The theme is soon introduced of suicide. Trotty Veck reads of an impoverished woman who has murdered her own child and thrown herself into the river; and he reflects, once again, that he and his class are simply born bad: there can be no other explanation for so hideous a crime. But that night, New Year’s Eve, he is drawn by the chimes up into the church tower. And the spirits of the chimes show him visions of the future. In this future, he, Trotty, is dead; he had fallen off the church tower one New Year’s Eve when he had been sleep-walking. And this future he is shown is grim indeed. Promising young men turn to alcohol, and become hopeless drunks; beautiful young women turn to prostitution. And , in the final terrible vision, Trotty sees his own beloved daughter driven by desperation to commit that most hideous of crimes – infanticide, and then suicide.
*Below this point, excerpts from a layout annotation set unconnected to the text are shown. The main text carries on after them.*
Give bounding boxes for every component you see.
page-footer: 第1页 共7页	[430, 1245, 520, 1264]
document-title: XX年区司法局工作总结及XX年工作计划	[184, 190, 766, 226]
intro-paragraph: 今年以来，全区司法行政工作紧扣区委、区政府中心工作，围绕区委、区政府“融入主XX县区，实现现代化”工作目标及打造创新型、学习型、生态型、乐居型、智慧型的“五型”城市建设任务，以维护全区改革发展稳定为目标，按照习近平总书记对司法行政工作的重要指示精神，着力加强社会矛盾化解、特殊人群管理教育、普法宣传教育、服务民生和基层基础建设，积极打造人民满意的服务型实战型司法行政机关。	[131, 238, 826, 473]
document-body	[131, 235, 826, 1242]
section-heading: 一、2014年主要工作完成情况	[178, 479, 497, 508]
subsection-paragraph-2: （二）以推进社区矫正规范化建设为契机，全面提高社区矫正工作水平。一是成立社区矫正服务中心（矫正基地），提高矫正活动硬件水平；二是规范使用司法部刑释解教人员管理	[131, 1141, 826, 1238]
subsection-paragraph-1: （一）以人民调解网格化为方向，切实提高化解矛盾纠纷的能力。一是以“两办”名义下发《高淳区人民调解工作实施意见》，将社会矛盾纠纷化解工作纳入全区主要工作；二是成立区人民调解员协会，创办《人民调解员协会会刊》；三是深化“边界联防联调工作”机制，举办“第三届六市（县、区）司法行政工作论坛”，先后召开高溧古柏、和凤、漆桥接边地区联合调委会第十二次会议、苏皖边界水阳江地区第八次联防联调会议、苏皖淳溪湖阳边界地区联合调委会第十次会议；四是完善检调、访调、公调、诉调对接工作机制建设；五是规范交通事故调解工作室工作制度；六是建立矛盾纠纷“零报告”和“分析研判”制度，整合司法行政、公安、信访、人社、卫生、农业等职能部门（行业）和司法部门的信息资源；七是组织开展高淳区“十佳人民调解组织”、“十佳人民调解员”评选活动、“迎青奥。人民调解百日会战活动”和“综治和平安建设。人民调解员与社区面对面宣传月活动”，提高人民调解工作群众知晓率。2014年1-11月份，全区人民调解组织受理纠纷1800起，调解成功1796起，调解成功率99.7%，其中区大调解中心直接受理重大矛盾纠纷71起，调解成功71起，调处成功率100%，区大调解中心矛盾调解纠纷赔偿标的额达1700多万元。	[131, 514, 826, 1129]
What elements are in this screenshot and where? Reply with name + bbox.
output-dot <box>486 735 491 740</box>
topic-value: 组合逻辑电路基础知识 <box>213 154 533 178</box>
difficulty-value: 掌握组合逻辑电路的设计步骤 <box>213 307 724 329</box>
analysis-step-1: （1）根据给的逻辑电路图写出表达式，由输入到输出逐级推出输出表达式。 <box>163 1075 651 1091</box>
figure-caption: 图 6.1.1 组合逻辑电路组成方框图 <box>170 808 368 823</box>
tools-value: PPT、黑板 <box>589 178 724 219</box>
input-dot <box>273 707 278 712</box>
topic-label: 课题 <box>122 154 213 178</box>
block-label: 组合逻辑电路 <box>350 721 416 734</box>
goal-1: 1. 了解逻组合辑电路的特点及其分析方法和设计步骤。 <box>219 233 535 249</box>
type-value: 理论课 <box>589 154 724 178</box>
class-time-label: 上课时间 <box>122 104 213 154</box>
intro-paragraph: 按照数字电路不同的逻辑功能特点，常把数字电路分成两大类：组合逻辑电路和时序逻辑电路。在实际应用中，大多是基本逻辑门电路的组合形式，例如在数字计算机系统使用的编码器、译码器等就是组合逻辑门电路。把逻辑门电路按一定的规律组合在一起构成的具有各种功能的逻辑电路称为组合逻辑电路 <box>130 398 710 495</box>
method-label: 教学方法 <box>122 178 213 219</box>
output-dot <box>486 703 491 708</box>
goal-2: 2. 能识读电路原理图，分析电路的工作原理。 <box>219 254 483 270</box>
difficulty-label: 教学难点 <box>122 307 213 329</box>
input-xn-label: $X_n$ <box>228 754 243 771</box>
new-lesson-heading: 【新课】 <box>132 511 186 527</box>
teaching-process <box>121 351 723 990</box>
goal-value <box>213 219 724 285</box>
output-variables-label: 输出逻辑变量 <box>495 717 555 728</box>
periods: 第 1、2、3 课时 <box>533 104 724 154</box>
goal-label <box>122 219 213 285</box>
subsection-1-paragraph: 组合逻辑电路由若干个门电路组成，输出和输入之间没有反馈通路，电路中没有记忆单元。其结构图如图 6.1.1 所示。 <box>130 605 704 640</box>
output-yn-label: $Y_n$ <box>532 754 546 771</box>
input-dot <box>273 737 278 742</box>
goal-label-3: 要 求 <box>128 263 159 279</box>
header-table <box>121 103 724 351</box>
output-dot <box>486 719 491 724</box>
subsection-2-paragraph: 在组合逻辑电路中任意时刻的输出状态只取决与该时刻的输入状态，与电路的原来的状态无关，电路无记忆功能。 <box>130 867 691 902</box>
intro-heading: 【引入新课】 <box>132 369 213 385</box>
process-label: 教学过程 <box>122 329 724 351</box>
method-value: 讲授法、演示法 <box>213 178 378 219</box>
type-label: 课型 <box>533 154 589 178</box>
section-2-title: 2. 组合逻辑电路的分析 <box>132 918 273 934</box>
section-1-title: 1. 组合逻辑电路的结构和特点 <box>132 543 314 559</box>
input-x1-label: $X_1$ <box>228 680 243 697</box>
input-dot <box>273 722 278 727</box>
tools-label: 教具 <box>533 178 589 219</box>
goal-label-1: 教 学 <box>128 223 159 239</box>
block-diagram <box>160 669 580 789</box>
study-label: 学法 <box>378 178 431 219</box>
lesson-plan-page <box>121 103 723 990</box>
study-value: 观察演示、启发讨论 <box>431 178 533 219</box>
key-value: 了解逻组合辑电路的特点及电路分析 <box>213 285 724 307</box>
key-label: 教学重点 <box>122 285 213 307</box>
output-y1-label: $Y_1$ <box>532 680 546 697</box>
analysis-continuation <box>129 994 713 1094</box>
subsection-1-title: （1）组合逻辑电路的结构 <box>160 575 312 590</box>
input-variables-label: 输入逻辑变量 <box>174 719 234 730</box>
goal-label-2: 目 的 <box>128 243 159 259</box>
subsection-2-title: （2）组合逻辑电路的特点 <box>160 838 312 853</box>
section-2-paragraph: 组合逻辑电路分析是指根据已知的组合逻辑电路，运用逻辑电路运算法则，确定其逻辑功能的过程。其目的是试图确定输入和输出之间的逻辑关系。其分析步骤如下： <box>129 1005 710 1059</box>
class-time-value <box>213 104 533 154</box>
Our modern taste may not take too well to sermonising, but it could be that, at times, it’s our modern taste that is at fault: this is powerful, passionate stuff.
The story ends happily, of course – or, rather, as happily as possible given that the people in the story remain poor, and, indeed, still on the edge of starvation. Dickens was maturing as a writer: there is no benevolent Mr Pickwick or the Cheeryble Brothers or even the reformed Scrooge who can put everything right by throwing money around. Life is dark, and will continue to be so. Under the circumstances, it is perhaps understandable that the good cheer at the end is somewhat muted.
A Christmas Carol it ain’t: that extra turn of genius that has made that earlier work into perhaps the most potent of modern fairy tales is not really to be seen here. What has replaced it is a tremendous sense of anger, of passion; and also a deep sorrow in the contemplation of the depths to which humans sink.